- Liston
- Coordinates: 28°39′00″S 152°05′00″E﻿ / ﻿28.65000°S 152.08333°E
- Population: 130 (SAL 2021)
- Postcode(s): 2372
- LGA(s): Tenterfield Shire
- County: Buller
- State electorate(s): Lismore
- Federal division(s): New England

= Liston, New South Wales =

Liston is a small mountain village in northern New South Wales, Australia in Tenterfield Shire local government area. It lies just inside the eastern boundary of the New South Wales, Queensland border on the old Cobb & Co route, now the Mount Lindesay Highway, which used to extend from Brisbane to Tenterfield, New South Wales.

Liston was once a thriving community centre for a busy tin and silver mining industry. It still reflects the Australian lifestyle from many years ago when people relied on tank water for drinking and washing, septic toilet systems and wood fire heating in winter. While Liston is part of New South Wales, the closest major town is the Queensland country town of Stanthorpe, which is approximately 15 km away by paved roads. Its citizens use Stanthorpe's hospital, schools, churches, shops, post office, hotels and business services. The Liston community still relies heavily on grazing cattle, although the tourism industry and new crops such as lavender are also making inroads.
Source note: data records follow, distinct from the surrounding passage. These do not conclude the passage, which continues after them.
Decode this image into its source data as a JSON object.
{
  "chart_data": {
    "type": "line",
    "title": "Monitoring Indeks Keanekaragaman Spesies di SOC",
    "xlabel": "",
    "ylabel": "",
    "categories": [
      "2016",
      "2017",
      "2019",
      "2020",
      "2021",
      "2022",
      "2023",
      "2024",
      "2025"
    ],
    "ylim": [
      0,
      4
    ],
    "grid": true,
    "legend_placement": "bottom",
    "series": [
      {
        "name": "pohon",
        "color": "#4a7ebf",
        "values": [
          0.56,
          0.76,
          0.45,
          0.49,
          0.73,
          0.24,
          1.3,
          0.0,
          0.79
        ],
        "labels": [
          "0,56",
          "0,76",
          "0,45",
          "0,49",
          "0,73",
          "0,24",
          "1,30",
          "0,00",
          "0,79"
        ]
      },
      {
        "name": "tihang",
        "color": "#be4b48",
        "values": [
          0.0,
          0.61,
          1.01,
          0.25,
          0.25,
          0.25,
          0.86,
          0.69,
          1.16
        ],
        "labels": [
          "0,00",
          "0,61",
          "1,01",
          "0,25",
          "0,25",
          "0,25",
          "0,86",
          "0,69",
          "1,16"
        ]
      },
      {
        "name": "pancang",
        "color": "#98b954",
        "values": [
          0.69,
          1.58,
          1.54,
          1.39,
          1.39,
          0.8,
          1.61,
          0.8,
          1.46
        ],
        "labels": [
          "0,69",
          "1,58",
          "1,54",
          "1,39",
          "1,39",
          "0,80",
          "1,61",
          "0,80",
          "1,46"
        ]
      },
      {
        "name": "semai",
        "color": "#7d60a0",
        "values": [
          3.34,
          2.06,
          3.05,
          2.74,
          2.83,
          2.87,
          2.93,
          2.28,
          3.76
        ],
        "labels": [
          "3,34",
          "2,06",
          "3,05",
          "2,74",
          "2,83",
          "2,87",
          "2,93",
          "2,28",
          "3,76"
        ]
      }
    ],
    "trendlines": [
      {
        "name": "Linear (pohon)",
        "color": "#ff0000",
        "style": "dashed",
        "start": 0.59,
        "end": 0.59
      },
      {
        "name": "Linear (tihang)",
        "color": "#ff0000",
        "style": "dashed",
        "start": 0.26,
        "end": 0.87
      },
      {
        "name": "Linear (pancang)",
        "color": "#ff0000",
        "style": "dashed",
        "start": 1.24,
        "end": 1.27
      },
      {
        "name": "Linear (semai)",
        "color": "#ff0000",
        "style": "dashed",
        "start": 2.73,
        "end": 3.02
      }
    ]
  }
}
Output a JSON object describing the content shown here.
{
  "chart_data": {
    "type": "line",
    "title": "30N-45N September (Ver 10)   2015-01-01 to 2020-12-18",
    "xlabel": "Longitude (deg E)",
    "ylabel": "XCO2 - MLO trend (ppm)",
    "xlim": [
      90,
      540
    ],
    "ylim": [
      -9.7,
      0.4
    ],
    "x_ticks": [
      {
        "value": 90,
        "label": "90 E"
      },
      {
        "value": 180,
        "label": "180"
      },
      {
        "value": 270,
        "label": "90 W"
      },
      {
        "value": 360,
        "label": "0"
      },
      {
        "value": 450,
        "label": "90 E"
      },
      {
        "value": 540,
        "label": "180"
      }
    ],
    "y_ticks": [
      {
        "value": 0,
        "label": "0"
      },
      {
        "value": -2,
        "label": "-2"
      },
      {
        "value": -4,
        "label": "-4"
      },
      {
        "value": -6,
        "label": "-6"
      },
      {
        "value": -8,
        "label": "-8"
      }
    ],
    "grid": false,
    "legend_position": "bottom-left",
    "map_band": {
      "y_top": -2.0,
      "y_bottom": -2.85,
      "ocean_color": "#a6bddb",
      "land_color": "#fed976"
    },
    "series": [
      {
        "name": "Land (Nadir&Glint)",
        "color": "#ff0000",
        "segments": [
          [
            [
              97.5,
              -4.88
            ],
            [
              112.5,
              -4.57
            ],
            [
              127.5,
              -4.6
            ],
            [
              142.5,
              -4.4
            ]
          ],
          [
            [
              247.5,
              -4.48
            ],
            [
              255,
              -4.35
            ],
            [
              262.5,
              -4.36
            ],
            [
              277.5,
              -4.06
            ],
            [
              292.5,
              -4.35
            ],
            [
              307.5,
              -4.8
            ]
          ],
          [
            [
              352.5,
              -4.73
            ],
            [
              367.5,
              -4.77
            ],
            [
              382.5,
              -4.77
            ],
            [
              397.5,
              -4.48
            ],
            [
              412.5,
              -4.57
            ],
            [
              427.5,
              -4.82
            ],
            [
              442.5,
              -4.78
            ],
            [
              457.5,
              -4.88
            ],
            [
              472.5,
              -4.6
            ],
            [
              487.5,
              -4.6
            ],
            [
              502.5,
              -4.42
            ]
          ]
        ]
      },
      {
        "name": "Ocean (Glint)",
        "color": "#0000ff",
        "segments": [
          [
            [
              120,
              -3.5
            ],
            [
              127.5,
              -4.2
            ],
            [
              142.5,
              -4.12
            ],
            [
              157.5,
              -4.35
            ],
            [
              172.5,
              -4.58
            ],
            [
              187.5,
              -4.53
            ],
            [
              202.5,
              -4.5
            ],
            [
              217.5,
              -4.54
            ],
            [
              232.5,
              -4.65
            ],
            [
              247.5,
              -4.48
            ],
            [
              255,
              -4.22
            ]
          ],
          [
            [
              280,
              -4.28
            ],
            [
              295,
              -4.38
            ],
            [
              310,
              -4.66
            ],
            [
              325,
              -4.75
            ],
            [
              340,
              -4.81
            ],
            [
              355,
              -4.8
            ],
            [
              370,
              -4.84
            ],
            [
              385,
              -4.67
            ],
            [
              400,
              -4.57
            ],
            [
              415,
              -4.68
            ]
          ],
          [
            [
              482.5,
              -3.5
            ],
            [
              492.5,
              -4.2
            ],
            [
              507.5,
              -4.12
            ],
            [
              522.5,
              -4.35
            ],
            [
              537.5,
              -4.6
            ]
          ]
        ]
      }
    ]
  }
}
Liston is part of the Granite Belt, and has good access to Rivertree (home of a trail bike event held in December each year) and to Bald Rock, which is a large granite outcrop rising about 200 metres above the surrounding landscape. It is also near Boonoo Boonoo, Girraween, Sundown, and Main Range National Parks. The latter includes Queen Mary Falls. It is convenient to Storm King Dam, which offers fishing and boating and more than 40 Granite Belt wineries.

While Liston used to be part of the Cobb and Co Stage Coach route and Mount Lindesay Highway used to be a major Brisbane to Sydney route, it is now a quiet country village with a community hall, park, holiday accommodation and local residents homes. Liston enjoys four seasons and usually has a reliable rainfall, being on the eastern fall of the Great Dividing Range.

Liston Post Office opened on 1 July 1916 and closed in 1976.